Ph.D. Thesis
MIT Department of Electrical Engineering and Computer Science

Volunteer Computing
by
Luis F. G. Sarmenta
March 2001

This thesis presents the idea of volunteer computing, which allows high-performance parallel computing networks to be formed easily, quickly, and inexpensively by enabling ordinary Internet users to share their computers' idle processing power without needing expert help. In recent years, projects such as SETI@home have demonstrated the great potential power of volunteer computing. In this thesis, we identify volunteer computing's further potentials, and show how these can be achieved.

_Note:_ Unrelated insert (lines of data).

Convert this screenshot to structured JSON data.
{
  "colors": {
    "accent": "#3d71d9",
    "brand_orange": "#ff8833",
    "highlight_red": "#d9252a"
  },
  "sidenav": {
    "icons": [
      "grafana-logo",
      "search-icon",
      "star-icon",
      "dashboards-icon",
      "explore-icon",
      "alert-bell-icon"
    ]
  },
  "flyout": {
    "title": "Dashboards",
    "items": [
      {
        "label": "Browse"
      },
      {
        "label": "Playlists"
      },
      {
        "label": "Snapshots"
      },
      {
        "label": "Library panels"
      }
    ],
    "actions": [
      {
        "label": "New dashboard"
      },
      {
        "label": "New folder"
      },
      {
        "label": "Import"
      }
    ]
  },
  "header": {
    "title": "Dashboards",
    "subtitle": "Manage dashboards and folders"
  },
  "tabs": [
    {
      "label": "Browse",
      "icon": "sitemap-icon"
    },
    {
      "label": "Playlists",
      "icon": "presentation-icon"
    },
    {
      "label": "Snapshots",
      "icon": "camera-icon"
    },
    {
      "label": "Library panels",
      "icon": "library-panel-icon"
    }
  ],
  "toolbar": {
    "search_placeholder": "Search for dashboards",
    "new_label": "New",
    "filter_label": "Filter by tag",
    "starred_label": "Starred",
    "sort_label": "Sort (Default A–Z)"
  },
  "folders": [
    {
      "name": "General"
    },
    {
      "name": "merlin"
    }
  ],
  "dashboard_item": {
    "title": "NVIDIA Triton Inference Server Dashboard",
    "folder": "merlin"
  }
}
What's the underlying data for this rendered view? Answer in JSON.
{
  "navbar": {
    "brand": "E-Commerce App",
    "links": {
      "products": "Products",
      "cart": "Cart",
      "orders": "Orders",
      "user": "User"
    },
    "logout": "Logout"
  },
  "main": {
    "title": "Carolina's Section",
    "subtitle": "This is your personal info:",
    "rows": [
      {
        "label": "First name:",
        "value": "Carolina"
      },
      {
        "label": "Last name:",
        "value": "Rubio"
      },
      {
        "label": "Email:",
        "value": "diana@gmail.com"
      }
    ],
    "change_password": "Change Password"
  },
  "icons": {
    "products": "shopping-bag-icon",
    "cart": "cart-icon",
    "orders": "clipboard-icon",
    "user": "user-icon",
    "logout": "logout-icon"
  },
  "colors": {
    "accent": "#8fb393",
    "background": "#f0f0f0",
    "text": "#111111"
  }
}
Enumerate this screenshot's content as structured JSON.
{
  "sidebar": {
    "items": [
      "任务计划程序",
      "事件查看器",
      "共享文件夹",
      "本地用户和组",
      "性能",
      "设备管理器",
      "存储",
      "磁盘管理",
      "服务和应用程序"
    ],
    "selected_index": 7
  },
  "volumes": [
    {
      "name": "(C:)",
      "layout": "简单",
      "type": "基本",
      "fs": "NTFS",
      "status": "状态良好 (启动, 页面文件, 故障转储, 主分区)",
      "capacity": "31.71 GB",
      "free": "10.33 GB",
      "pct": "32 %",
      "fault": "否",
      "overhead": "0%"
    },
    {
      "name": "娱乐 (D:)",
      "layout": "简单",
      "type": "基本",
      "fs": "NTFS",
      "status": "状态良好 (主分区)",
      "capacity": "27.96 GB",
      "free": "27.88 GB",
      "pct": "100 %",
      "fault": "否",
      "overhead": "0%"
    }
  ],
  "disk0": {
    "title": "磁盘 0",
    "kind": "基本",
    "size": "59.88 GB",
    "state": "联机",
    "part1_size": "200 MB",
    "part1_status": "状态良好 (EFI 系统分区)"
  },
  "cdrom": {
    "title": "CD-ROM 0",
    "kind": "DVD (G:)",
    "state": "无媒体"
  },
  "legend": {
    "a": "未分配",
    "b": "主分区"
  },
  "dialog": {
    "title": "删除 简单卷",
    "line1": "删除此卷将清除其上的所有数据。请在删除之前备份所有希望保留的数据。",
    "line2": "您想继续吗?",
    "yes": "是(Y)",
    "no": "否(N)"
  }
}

We present the Bayanihan system for web-based volunteer computing. Using Java applets, Bayanihan enables users to volunteer their computers by simply visiting a web page. This makes it possible to set up parallel computing networks in a matter of minutes compared to the hours, days, or weeks required by traditional NOW and metacomputing systems. At the same time, Bayanihan provides a flexible object-oriented software framework that makes it easy for programmers to write various applications, and for researchers to address issues such as adaptive parallelism, fault-tolerance, and scalability.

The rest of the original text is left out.